Dans la Drôme, la présence des loups et des castors déplace la posture de l’agriculteur, l’amenant à reconnaître le territoire comme un partenaire vivant, non comme une ressource. Les constellations territoriales ouvrent à une écoute active des entités non humaines, permettant une compréhension incarnée de l’interdépendance écologique. 

À La Mhotte,
la robustesse comme art de la cohabitation

Dans le bocage bourbonnais, la santé se donne à vivre comme une capacité à cohabiter avec l’incertitude. À travers des gestes simples — entrer en silence dans l’étable, brosser un veau, observer sans forcer le contact — les participants expérimentent une qualité de présence fondée sur l’écoute, la lenteur et l’ajustement. Ici, le soin devient relation, et la robustesse s’éprouve dans la complexité vivante des liens entre humains, animaux et milieux.

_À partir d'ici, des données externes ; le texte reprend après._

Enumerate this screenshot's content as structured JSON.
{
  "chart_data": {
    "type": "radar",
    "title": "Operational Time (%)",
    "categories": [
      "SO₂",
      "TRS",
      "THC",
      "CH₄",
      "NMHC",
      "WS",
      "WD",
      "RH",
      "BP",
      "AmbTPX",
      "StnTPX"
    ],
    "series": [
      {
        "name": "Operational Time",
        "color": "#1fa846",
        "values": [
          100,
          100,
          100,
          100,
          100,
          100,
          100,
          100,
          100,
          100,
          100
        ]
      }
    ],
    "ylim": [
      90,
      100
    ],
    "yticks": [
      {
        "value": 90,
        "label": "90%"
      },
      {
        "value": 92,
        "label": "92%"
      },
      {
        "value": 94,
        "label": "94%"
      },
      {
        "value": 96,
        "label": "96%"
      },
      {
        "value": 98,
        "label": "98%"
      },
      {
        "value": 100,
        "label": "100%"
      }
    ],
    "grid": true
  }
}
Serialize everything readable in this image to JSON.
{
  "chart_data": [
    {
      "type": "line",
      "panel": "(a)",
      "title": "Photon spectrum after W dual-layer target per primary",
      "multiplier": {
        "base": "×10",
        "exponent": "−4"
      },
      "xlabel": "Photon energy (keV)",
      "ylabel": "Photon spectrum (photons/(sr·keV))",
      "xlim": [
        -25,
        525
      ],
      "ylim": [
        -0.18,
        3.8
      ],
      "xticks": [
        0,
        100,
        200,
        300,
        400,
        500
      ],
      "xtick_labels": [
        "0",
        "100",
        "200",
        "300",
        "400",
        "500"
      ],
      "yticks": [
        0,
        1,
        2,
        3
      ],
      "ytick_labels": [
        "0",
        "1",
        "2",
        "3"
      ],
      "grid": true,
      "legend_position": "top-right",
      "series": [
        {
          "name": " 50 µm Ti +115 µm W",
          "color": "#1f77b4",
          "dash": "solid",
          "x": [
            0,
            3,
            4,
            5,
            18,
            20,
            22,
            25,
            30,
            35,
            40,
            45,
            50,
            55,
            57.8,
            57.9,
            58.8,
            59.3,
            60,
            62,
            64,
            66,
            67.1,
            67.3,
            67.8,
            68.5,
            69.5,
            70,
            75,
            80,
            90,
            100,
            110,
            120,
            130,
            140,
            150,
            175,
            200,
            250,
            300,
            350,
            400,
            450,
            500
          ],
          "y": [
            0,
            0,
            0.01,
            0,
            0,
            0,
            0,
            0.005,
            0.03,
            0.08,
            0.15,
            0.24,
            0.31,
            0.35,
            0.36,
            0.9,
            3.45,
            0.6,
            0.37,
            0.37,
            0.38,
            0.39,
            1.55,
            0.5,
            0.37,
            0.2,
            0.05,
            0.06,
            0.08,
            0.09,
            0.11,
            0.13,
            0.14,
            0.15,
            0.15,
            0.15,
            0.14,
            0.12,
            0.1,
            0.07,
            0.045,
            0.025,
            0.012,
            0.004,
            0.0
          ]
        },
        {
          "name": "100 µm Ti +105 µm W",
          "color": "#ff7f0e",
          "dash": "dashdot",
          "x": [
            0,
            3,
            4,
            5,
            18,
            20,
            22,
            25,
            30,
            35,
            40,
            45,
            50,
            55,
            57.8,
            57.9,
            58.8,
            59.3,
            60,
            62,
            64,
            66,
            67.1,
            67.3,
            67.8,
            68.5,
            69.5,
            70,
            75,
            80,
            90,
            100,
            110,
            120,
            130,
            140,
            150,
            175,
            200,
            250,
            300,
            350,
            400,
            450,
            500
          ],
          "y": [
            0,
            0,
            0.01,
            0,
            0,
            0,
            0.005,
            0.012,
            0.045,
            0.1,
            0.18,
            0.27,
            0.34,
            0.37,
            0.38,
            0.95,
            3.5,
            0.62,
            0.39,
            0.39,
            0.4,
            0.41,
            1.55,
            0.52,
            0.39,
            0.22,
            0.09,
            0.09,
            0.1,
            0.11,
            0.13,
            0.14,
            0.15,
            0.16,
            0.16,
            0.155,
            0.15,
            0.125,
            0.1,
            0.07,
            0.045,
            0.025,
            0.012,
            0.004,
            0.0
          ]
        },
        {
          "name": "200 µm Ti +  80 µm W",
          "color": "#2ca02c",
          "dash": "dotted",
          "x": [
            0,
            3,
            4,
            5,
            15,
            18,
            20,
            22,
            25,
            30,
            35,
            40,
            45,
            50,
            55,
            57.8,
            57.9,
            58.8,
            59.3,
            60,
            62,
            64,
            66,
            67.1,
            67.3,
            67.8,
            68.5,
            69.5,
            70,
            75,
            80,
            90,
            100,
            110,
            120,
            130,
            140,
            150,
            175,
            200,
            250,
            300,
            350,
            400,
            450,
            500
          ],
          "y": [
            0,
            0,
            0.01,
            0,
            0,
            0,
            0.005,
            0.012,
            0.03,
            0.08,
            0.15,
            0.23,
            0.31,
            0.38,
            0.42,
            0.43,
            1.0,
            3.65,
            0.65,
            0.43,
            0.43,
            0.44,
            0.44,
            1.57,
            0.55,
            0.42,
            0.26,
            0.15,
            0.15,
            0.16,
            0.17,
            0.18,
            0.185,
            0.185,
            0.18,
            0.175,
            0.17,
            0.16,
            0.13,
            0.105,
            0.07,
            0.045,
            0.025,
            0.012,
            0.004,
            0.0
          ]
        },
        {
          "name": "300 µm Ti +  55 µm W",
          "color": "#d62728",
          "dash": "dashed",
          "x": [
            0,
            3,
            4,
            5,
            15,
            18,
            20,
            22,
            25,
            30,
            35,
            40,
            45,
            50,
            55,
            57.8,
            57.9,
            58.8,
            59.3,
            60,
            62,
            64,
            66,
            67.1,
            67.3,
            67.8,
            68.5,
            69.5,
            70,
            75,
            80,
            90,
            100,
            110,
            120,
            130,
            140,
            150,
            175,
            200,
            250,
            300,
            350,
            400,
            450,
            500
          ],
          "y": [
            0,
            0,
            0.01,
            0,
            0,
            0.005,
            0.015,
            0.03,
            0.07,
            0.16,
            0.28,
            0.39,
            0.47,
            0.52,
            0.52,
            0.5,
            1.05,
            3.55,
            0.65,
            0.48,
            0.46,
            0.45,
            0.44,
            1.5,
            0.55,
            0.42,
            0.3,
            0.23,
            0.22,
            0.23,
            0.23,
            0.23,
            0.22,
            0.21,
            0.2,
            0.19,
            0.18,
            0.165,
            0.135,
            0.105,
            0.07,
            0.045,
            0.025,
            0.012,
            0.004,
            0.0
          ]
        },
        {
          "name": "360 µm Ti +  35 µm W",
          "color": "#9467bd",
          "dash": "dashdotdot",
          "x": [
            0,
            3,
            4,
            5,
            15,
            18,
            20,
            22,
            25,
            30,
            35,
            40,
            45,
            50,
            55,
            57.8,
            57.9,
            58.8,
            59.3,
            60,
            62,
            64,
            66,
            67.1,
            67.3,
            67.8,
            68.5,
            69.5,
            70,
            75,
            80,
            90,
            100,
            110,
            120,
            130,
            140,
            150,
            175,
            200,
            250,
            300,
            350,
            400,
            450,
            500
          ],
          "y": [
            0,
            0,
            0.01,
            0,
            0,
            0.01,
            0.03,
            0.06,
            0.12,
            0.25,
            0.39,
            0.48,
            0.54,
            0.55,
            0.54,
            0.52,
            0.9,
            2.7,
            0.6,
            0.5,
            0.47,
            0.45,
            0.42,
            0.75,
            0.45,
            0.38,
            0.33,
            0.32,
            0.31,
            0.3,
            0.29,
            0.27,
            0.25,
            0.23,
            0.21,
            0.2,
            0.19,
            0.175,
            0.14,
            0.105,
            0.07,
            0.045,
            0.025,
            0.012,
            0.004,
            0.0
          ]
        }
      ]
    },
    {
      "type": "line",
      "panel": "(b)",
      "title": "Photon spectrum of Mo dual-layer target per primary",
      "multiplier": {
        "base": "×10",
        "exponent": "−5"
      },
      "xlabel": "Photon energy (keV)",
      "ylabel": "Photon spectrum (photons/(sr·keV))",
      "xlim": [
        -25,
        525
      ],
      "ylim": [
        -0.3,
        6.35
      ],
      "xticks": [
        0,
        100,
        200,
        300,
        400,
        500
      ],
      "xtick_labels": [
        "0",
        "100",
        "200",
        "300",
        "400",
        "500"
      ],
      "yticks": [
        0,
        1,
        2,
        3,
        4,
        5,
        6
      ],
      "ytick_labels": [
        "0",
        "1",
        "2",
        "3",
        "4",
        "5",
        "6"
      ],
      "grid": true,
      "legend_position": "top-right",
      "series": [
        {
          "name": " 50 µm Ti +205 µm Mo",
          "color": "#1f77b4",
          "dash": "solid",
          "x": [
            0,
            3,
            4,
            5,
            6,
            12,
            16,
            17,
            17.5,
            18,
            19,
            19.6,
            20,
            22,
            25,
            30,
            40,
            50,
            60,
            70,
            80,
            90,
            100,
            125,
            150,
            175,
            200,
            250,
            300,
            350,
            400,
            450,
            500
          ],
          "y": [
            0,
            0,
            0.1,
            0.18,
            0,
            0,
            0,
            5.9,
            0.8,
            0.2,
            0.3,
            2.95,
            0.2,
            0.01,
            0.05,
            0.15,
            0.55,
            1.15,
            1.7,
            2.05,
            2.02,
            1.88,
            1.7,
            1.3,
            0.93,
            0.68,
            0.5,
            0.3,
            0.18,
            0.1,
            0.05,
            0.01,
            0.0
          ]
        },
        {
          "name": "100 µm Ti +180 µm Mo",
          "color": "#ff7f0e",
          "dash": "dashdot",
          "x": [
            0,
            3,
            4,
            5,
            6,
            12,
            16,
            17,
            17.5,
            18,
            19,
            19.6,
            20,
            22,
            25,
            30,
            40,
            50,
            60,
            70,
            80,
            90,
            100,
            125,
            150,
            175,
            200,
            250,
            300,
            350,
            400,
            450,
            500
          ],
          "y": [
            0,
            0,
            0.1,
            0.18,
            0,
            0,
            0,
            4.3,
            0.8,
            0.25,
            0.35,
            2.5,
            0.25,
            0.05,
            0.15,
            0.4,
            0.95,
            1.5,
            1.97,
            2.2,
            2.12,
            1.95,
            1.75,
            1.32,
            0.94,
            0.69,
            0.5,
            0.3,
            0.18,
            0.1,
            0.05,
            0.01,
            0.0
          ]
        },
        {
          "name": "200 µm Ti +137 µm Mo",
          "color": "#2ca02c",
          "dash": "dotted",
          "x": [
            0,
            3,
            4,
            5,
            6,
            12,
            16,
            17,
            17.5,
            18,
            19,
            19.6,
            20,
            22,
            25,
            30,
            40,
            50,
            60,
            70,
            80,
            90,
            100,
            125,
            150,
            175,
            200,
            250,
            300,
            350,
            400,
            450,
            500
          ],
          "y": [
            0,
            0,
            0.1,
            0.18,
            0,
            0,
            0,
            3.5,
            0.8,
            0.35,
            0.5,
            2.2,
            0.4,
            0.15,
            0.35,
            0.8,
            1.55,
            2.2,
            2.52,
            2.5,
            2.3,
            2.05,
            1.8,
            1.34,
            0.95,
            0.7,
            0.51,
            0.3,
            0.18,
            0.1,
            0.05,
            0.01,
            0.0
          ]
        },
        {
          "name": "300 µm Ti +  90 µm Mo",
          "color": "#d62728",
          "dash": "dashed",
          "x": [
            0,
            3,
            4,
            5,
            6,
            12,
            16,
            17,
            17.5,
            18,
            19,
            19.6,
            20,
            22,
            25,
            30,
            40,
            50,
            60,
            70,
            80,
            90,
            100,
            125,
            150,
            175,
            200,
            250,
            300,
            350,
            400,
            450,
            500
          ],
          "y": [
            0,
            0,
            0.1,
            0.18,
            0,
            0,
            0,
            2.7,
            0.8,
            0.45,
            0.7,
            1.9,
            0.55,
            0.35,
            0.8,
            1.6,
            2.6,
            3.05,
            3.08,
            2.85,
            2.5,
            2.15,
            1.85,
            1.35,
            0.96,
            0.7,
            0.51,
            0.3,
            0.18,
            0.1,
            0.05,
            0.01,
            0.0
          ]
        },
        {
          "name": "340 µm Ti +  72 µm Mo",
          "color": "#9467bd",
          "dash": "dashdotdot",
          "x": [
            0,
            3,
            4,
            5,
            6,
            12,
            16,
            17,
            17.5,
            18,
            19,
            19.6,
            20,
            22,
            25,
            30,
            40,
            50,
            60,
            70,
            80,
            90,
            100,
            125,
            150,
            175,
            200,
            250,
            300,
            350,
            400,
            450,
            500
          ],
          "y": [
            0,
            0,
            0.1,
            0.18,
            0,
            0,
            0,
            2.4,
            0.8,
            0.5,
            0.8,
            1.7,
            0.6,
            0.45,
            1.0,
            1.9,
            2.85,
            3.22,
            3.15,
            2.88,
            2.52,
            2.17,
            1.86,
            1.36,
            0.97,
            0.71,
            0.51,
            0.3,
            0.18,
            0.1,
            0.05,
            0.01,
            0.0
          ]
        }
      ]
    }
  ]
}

Des effets concrets, en entreprise

À l’issue du parcours, un dispositif de suivi permet d’accompagner les retours d’expérience. Les entretiens de fin de parcours offrent un espace d’élaboration réflexive ; les restitutions collectives mettent en lumière les transferts opérés en entreprise.

Parmi eux, la création d’un verger collaboratif ou l’expérimentation de modes de gouvernance non hiérarchique favorisant la coopération dans les entreprises. 

Mais au-delà de ces résultats explicites, c’est une transformation en profondeur qui s’amorce : l’entreprise cesse d’être une machine à piloter, elle devient un milieu vivant à habiter, capable de s’orienter dans l’imprévisible, d’apprendre, et de se transformer au contact des écosystèmes dont elle dépend.

Vers une écologie des organisations

Ce parcours agit comme un opérateur de reconfiguration cognitive, affective et politique. Il permet aux dirigeants d’exercer d’autres formes d’intelligence : non plus seulement stratégique ou analytique, mais perceptive, contextuelle, dialogique. Il ouvre la voie à une écologie des organisations, où la robustesse s’incarne dans l’attention, la porosité au milieu, la capacité à composer avec le vivant. À l’image de ce que Michel Serres appelait le “contrat naturel”, il ne s’agit plus de dominer ou d’exploiter, mais d’entrer en alliance.  L’enjeu n’est plus de se protéger d’un environnement extérieur, mais d’instituer un milieu commun — un tissu d’attachements réciproques où les relations s’inscrivent dans un pacte de co-dépendance.. En reconnectant la connaissance au soin, on sort des logiques de contrôle pour faire émerger des formes d’organisation sensibles, évolutives et écologiquement responsables.